Tra i tanti volti dell’uomo Debussy – il marito infedele, il padre tenero, l’amico spiritoso – ve n’è forse uno che ancora solletica la nostra attenzione: il suo alter ego, Monsieur Croche, il critico flâneur e beffardo, l’antidilettante creato dalla sua penna come interprete del suo pensiero sulle riviste dell’epoca. Sono i giornalisti, spiega Croche, a disprezzare gli uomini che cercano di scuotere la polvere delle tradizioni, affibbiando loro le etichette di simbolisti o impressionisti. Bisogna restare unici, cercare la disciplina nella libertà, «senza ascoltare i consigli di nessuno se non quelli del vento che passa e ci racconta la storia del mondo».

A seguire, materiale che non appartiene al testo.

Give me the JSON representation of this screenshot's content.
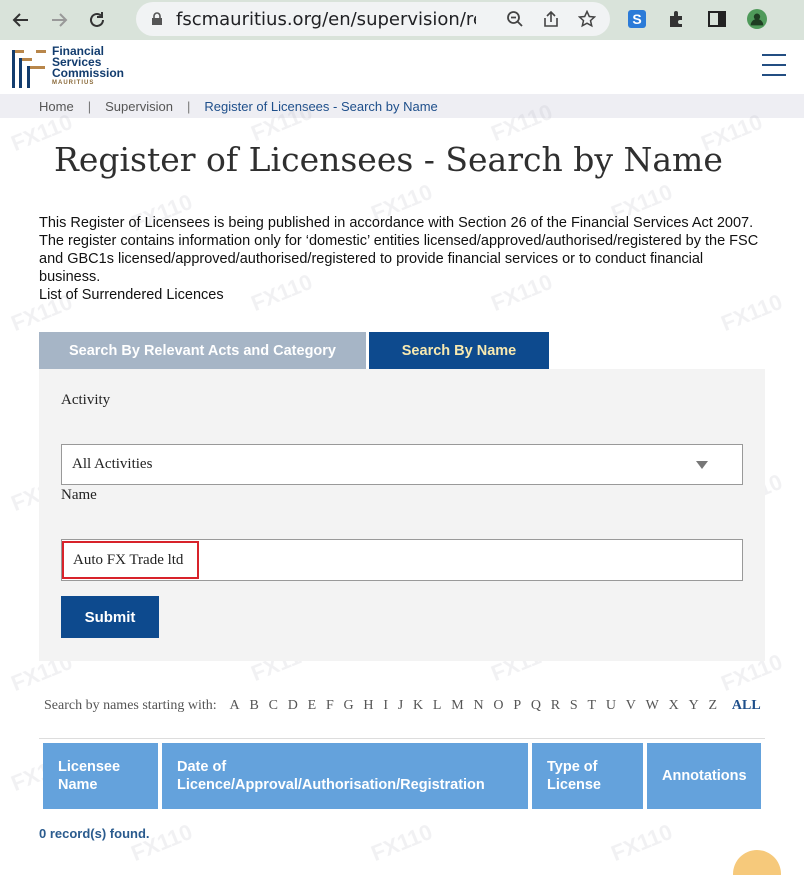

Non sveliamo oltre gli altri infiniti volti di Debussy, continuiamo a custodirli celatamente per poi riscoprirli un poco. E chissà se un giorno, giunti in terra lontana, potranno suggerirci ancora qualcosa. Il Signor Croche lo sa meglio di noi: «Conosce un’emozione più bella di quando si decifra per caso il segreto di un uomo rimasto ignoto attraverso i secoli?… Essere stato uno di quegli uomini, ecco la sola forma valida di gloria».